Wir warfen die Körper durch die Druckschleuse über Bord und waren allein in der U29. Klenze wirkte sehr nervös und trank viel. Wir entschieden, solange wie möglich am Leben zu bleiben und dabei die großen Vorräte an Proviant und Sauerstoff zu nutzen, von denen nichts unter den wahnsinnigen Possen dieser Schweinehunde von Seemännern gelitten hatte. Unsere Kompasse, Tiefenmesser und andere empfindliche Instrumente waren zerstört, so dass von nun an unsere Berechnungen bestimmt wurden durch Vermutungen, basierend auf unseren Uhren, dem Kalender und Schätzungen unseres Abdrifts, den wir anhand jeglicher Objekte, die wir durch die Luken oder den Kommandoturm erspähen konnten, festmachten. Glücklicherweise reichten unsere Batterien noch für längerfristige Nutzung sowohl der Innenbeleuchtung als auch des Suchscheinwerfers. Wir warfen oft einen Strahl rund um das Schiff, doch sahen wir nur Delfine. Obwohl der gewöhnliche Delphinus Delphis ein Meeressäuger ist, auf Atemluft angewiesen, beobachtete ich einen der Schwimmer zwei Stunden lang ohne, dass er zwischendurch auftauchte.

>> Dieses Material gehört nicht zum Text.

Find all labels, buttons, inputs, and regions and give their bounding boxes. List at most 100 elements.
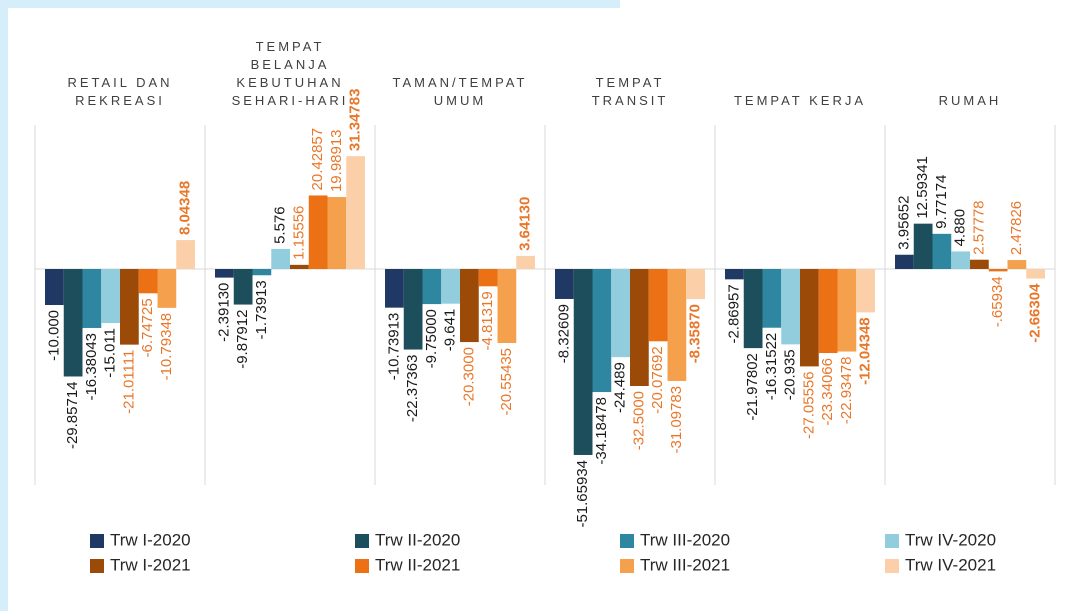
value-label: 5.576 — [272, 206, 289, 244]
value-label: 31.34783 — [347, 89, 364, 152]
category-label: TAMAN/TEMPAT UMUM — [392, 75, 528, 108]
value-label: -10.000 — [45, 310, 62, 361]
value-label: -22.93478 — [838, 357, 855, 425]
bar — [743, 269, 763, 349]
value-label: -21.01111 — [120, 350, 137, 414]
value-label: -22.37363 — [404, 355, 421, 423]
bar — [781, 269, 800, 345]
value-label: -20.3000 — [460, 347, 477, 406]
bar — [1026, 269, 1045, 279]
bar — [215, 269, 234, 278]
value-label: -32.5000 — [630, 391, 647, 450]
legend-swatch — [90, 534, 104, 548]
value-label: -31.09783 — [668, 386, 685, 454]
value-label: -8.35870 — [687, 304, 704, 363]
category-label: RETAIL DAN REKREASI — [67, 75, 173, 108]
legend-label: Trw III-2020 — [640, 530, 730, 549]
value-label: 2.57778 — [970, 200, 987, 254]
legend-swatch — [355, 534, 369, 548]
legend-label: Trw II-2020 — [375, 530, 460, 549]
bar — [138, 269, 158, 294]
bar — [970, 259, 989, 269]
category-label: RUMAH — [938, 93, 1002, 108]
bar — [327, 197, 347, 269]
bar — [120, 269, 139, 345]
bar — [895, 254, 914, 269]
value-label: -10.73913 — [385, 313, 402, 381]
value-label: -4.81319 — [479, 291, 496, 350]
bar — [403, 269, 423, 350]
bar — [800, 269, 819, 367]
bar — [176, 240, 195, 269]
value-label: -9.87912 — [234, 310, 251, 369]
value-label: -34.18478 — [593, 397, 610, 465]
bar — [101, 269, 120, 324]
value-label: -6.74725 — [139, 298, 156, 357]
bar — [346, 156, 365, 269]
value-label: -2.66304 — [1027, 283, 1044, 343]
value-label: -9.75000 — [423, 309, 440, 368]
value-label: -1.73913 — [253, 280, 270, 339]
value-label: -2.86957 — [725, 284, 742, 343]
bar — [762, 269, 782, 328]
bar — [63, 269, 83, 377]
bar — [686, 269, 705, 300]
value-label: 9.77174 — [933, 175, 950, 229]
value-label: -8.32609 — [555, 304, 572, 363]
frame-left — [0, 0, 8, 611]
bar — [856, 269, 875, 313]
bar — [648, 269, 668, 342]
value-label: -16.31522 — [763, 333, 780, 401]
value-label: -20.935 — [782, 349, 799, 400]
bar — [913, 223, 933, 269]
bar — [667, 269, 687, 381]
value-label: 12.59341 — [914, 156, 931, 219]
value-label: 20.42857 — [309, 128, 326, 191]
bar — [290, 264, 309, 269]
legend-swatch — [620, 559, 634, 573]
value-label: -9.641 — [442, 309, 459, 352]
value-label: -24.489 — [612, 362, 629, 413]
value-label: -15.011 — [102, 328, 119, 378]
bar — [422, 269, 442, 305]
bar — [233, 269, 253, 305]
value-label: -20.07692 — [649, 346, 666, 414]
bar — [837, 269, 857, 352]
bar — [308, 195, 328, 269]
bar — [252, 269, 272, 276]
legend-label: Trw IV-2020 — [905, 530, 996, 549]
value-label: -29.85714 — [64, 381, 81, 449]
bar — [725, 269, 744, 280]
bar — [271, 248, 290, 269]
legend-label: Trw I-2021 — [110, 555, 191, 574]
value-label: 3.64130 — [517, 197, 534, 251]
bar — [441, 269, 460, 304]
value-label: -20.55435 — [498, 348, 515, 416]
legend-swatch — [885, 559, 899, 573]
value-label: -.65934 — [989, 276, 1006, 327]
frame-top — [0, 0, 620, 8]
category-label: TEMPAT BELANJA KEBUTUHAN SEHARI-HARI — [231, 39, 349, 108]
bar — [460, 269, 479, 343]
value-label: -12.04348 — [857, 317, 874, 385]
bar — [932, 233, 952, 269]
bar — [951, 251, 970, 269]
category-label: TEMPAT TRANSIT — [591, 75, 669, 108]
legend-label: Trw III-2021 — [640, 555, 730, 574]
bar — [82, 269, 102, 328]
value-label: -10.79348 — [158, 313, 175, 381]
legend-swatch — [620, 534, 634, 548]
bar — [516, 255, 535, 269]
value-label: 2.47826 — [1008, 201, 1025, 255]
value-label: 19.98913 — [328, 129, 345, 192]
bar — [497, 269, 517, 343]
bar — [45, 269, 64, 305]
bar — [611, 269, 630, 358]
bar — [988, 269, 1008, 272]
bar — [555, 269, 574, 299]
legend-label: Trw IV-2021 — [905, 555, 996, 574]
bar — [592, 269, 612, 393]
bar — [1007, 260, 1027, 269]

Mit der Zeit nahmen Klenze und ich an, dass wir nach wie vor nach Süden trieben, während wir tiefer und tiefer sanken. Wir nahmen Notiz von der Meeresfauna und -flora und lasen viel darüber in den Büchern, die ich für Momente der Muße mit auf das Schiff gebracht hatte. Ich konnte jedoch nicht anders als die mindere wissenschaftliche Bildung meines Kameraden zu bemerken. Sein Verstand war nicht der eines Preussen, sondern Einbildungen und wertlosen Spekulationen zugeneigt. Der Umstand unseres nahenden Todes beeinträchtigte ihn auf sonderbare Weise und er betete oft in Reue um all die Männer, Frauen und Kinder, die wir auf den Meeresboden versenkt hatten. Dabei vergaß er, dass alle Taten hehr sind, die dem Deutschen Vaterlande dienen. Mit der Zeit wurde er unruhig und starrte den elfenbeinernen Götzen stundenlang an, dabei abstruse Geschichten von verlorenen und vergessenen Dingen unter dem Meer spinnend. Manchmal, als psychologisches Experiment, tat ich als glaubte ich ihm diese Verirrungen und hörte seinen endlosen poetischen Aussprüchen und Geschichten von versunkenen Schiffen zu. Er tat mir sehr leid, denn es gefällt mir nicht, einen Deutschen leiden zu sehen, doch war er kein Mann mit dem man zusammen sterben wollte. Ich selbst war stolz, zu wissen wie das Vaterland mein Andenken ehren würde und meine Söhne dazu erzogen werden würden, Männer wie ich zu werden.